Sejak itu hingga keadaan kota menjadi lebih baik, mereka tinggal di tenda pengungsian dan Esok secara tidak langsung mengajarkan Lail untuk melanjutkan hidup meski tanpa kedua orang tuanya. Setahun kemudian, kota pulih dan warga mulai menjalankan hidup mereka dengan lebih normal. Lail tinggal di panti sosial dan bertemu dengan Maryam. Seorang anak perempuan berambut kribo yang selalu ceria. Maryam telah menjadi yatim piatu bahkan sebelum musibah gunung meletus itu terjadi. Lail dan Maryam segera menjadi sahabat baik yang saling mengerti satu sama lain, bahkan tanpa perlu bicara. Persahabatan yang mengharukan. Lail memperoleh kehidupan yang menyenangkan bersama Maryam di panti sosial. Begitu pun Esok yang diadopsi oleh keluarga Wali Kota dan Wali Kota yang baik itu pun membangun kembali toko kue ibu Esok yang hancur ketika musibah itu terjadi.

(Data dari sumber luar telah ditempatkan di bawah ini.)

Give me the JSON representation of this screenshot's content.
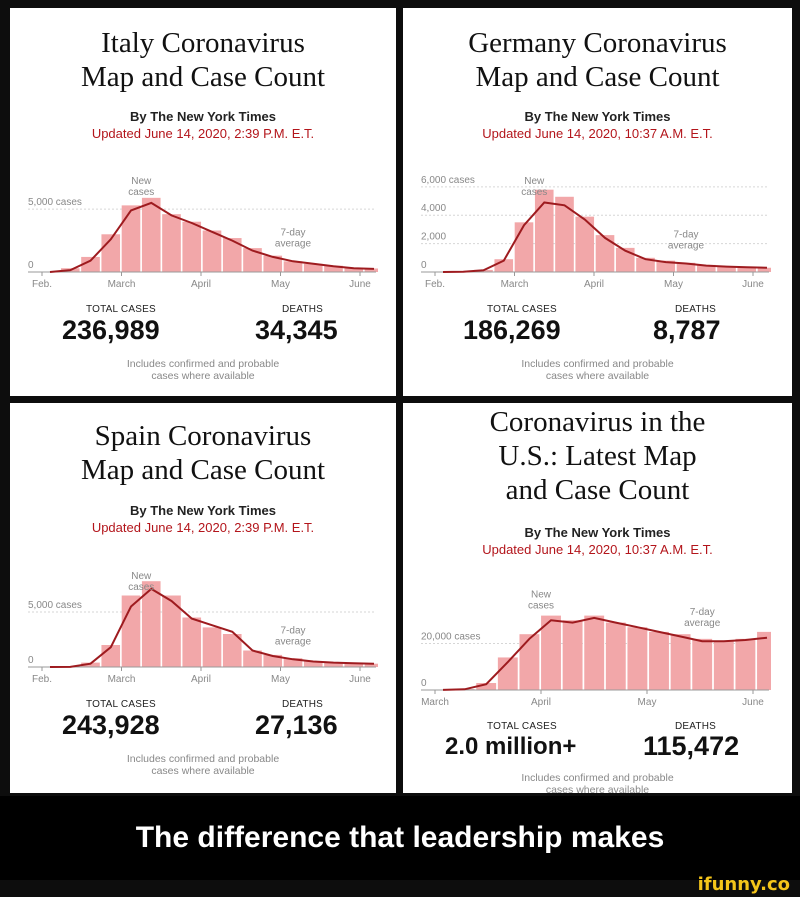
{
  "caption": "The difference that leadership makes",
  "watermark": "ifunny.co",
  "colors": {
    "bars": "#f2a7a9",
    "line": "#9e1b1f",
    "updated": "#b3151b"
  },
  "panels": [
    {
      "title_1": "Italy Coronavirus",
      "title_2": "Map and Case Count",
      "title_3": "",
      "byline": "By The New York Times",
      "updated": "Updated June 14, 2020, 2:39 P.M. E.T.",
      "total_cases_label": "TOTAL CASES",
      "total_cases": "236,989",
      "deaths_label": "DEATHS",
      "deaths": "34,345",
      "note_1": "Includes confirmed and probable",
      "note_2": "cases where available"
    },
    {
      "title_1": "Germany Coronavirus",
      "title_2": "Map and Case Count",
      "title_3": "",
      "byline": "By The New York Times",
      "updated": "Updated June 14, 2020, 10:37 A.M. E.T.",
      "total_cases_label": "TOTAL CASES",
      "total_cases": "186,269",
      "deaths_label": "DEATHS",
      "deaths": "8,787",
      "note_1": "Includes confirmed and probable",
      "note_2": "cases where available"
    },
    {
      "title_1": "Spain Coronavirus",
      "title_2": "Map and Case Count",
      "title_3": "",
      "byline": "By The New York Times",
      "updated": "Updated June 14, 2020, 2:39 P.M. E.T.",
      "total_cases_label": "TOTAL CASES",
      "total_cases": "243,928",
      "deaths_label": "DEATHS",
      "deaths": "27,136",
      "note_1": "Includes confirmed and probable",
      "note_2": "cases where available"
    },
    {
      "title_1": "Coronavirus in the",
      "title_2": "U.S.: Latest Map",
      "title_3": "and Case Count",
      "byline": "By The New York Times",
      "updated": "Updated June 14, 2020, 10:37 A.M. E.T.",
      "total_cases_label": "TOTAL CASES",
      "total_cases": "2.0 million+",
      "deaths_label": "DEATHS",
      "deaths": "115,472",
      "note_1": "Includes confirmed and probable",
      "note_2": "cases where available"
    }
  ],
  "chart_data": [
    {
      "type": "bar",
      "series": [
        {
          "name": "New cases"
        },
        {
          "name": "7-day average"
        }
      ],
      "annotations": [
        "New cases",
        "7-day average"
      ],
      "ytick_labels": [
        "5,000 cases",
        "0"
      ],
      "yticks": [
        5000,
        0
      ],
      "ylim": [
        0,
        7000
      ],
      "xtick_labels": [
        "Feb.",
        "March",
        "April",
        "May",
        "June"
      ],
      "x": [
        "Feb 15",
        "Feb 29",
        "Mar 7",
        "Mar 14",
        "Mar 21",
        "Mar 28",
        "Apr 4",
        "Apr 11",
        "Apr 18",
        "Apr 25",
        "May 2",
        "May 9",
        "May 16",
        "May 23",
        "May 30",
        "Jun 6",
        "Jun 13"
      ],
      "values": [
        0,
        300,
        1200,
        3000,
        5300,
        5900,
        4600,
        4000,
        3300,
        2700,
        1900,
        1300,
        850,
        650,
        500,
        300,
        280
      ],
      "average": [
        0,
        150,
        900,
        2600,
        4900,
        5500,
        4500,
        3900,
        3200,
        2500,
        1700,
        1200,
        850,
        650,
        450,
        300,
        250
      ]
    },
    {
      "type": "bar",
      "series": [
        {
          "name": "New cases"
        },
        {
          "name": "7-day average"
        }
      ],
      "annotations": [
        "New cases",
        "7-day average"
      ],
      "ytick_labels": [
        "6,000 cases",
        "4,000",
        "2,000",
        "0"
      ],
      "yticks": [
        6000,
        4000,
        2000,
        0
      ],
      "ylim": [
        0,
        6200
      ],
      "xtick_labels": [
        "Feb.",
        "March",
        "April",
        "May",
        "June"
      ],
      "x": [
        "Feb 15",
        "Feb 29",
        "Mar 7",
        "Mar 14",
        "Mar 21",
        "Mar 28",
        "Apr 4",
        "Apr 11",
        "Apr 18",
        "Apr 25",
        "May 2",
        "May 9",
        "May 16",
        "May 23",
        "May 30",
        "Jun 6",
        "Jun 13"
      ],
      "values": [
        0,
        40,
        150,
        900,
        3500,
        5800,
        5300,
        3900,
        2600,
        1700,
        1000,
        800,
        650,
        500,
        400,
        350,
        300
      ],
      "average": [
        0,
        20,
        120,
        800,
        3300,
        4900,
        4700,
        3700,
        2400,
        1500,
        900,
        700,
        600,
        450,
        380,
        330,
        300
      ]
    },
    {
      "type": "bar",
      "series": [
        {
          "name": "New cases"
        },
        {
          "name": "7-day average"
        }
      ],
      "annotations": [
        "New cases",
        "7-day average"
      ],
      "ytick_labels": [
        "5,000 cases",
        "0"
      ],
      "yticks": [
        5000,
        0
      ],
      "ylim": [
        0,
        8000
      ],
      "xtick_labels": [
        "Feb.",
        "March",
        "April",
        "May",
        "June"
      ],
      "x": [
        "Feb 15",
        "Feb 29",
        "Mar 7",
        "Mar 14",
        "Mar 21",
        "Mar 28",
        "Apr 4",
        "Apr 11",
        "Apr 18",
        "Apr 25",
        "May 2",
        "May 9",
        "May 16",
        "May 23",
        "May 30",
        "Jun 6",
        "Jun 13"
      ],
      "values": [
        0,
        20,
        400,
        2000,
        6500,
        7800,
        6500,
        4500,
        3600,
        3000,
        1500,
        1100,
        800,
        500,
        400,
        350,
        300
      ],
      "average": [
        0,
        10,
        300,
        1800,
        5500,
        7100,
        6000,
        4400,
        3800,
        3200,
        1500,
        1000,
        700,
        500,
        400,
        350,
        300
      ]
    },
    {
      "type": "bar",
      "series": [
        {
          "name": "New cases"
        },
        {
          "name": "7-day average"
        }
      ],
      "annotations": [
        "New cases",
        "7-day average"
      ],
      "ytick_labels": [
        "20,000 cases",
        "0"
      ],
      "yticks": [
        20000,
        0
      ],
      "ylim": [
        0,
        40000
      ],
      "xtick_labels": [
        "March",
        "April",
        "May",
        "June"
      ],
      "x": [
        "Mar 1",
        "Mar 8",
        "Mar 15",
        "Mar 22",
        "Mar 29",
        "Apr 5",
        "Apr 12",
        "Apr 19",
        "Apr 26",
        "May 3",
        "May 10",
        "May 17",
        "May 24",
        "May 31",
        "Jun 7",
        "Jun 13"
      ],
      "values": [
        50,
        400,
        3000,
        14000,
        24000,
        32000,
        30000,
        32000,
        29000,
        27000,
        25000,
        24000,
        22000,
        21000,
        22000,
        25000
      ],
      "average": [
        30,
        300,
        2500,
        12000,
        22000,
        30000,
        29000,
        31000,
        29000,
        27000,
        25000,
        23000,
        21000,
        21000,
        21500,
        22500
      ]
    }
  ]
}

Kisah berlanjut. Akibat musibah gunung meletus itu, kondisi bumi tidak lagi sama. Abu vulkanik yang membumbung hingga lapisan stratosfer bumi, menjadikan cuaca di bumi tidak normal. Lebih banyak gelap, hujan, dan badai. Terutama di negara-negara subtropis, hingga dimulailah bencana itu, ketika negara-negara subtropis mencoba menyelamatkan warganya dengan menyemprotkan gas ke lapisan stratosfer bumi. Hasilnya, musim dingin ekstrem terjadi di negara tropis, bahkan hadir salju yang merupakan hal yang tentu saja mustahil. Stok makanan menipis karena panen gagal dimana-mana.
Sejalan dengan kondisi bumi yang semakin memprihatinkan, begitu pun hubungan Lail dan Esok. Meski keduanya disibukkan oleh kegiatan masing-masing, Lail dengan sekolah, kegiatan panti, dan menjadi relawan serta Esok yang kuliah di Ibu Kota dan mengerjakan proyek besar, namun dalam pikiran dan hati Lail, selalu ada Esok. Esok lebih dari seorang kakak laki-laki buat Lail, namun apakah Esok juga merasakan hal yang sama dengannya? Lail selalu bertanya-tanya.
Novel ini adalah tentang bagaimana seseorang memeluk erat-erat kenangan di dalam hati dan pikirannya. Menerimanya sebagai bagian dalam hidup, meski itu berat. Walau suatu saat nanti mungkin akan ada teknologi yang memungkinkan manusia melupakan kenangan tertentu yang tidak ingin diingat, namun sesungguhnya, kenangan dan kejadian-kejadian itulah yang membentuk manusia menjadi seperti apa ia saat ini. Kesedihan, trauma, patah hati, kesalahan, semua orang pernah mengalami. You're not alone. Semua orang punya kisahnya sendiri.
"Bukan melupakan yang jadi masalahnya. Tapi menerima. Barang siapa yang bisa menerima, maka dia bisa melupakan, hidup bahagia. Tapi jika dia tidak bisa menerima, maka dia tidak akan bisa melupakan."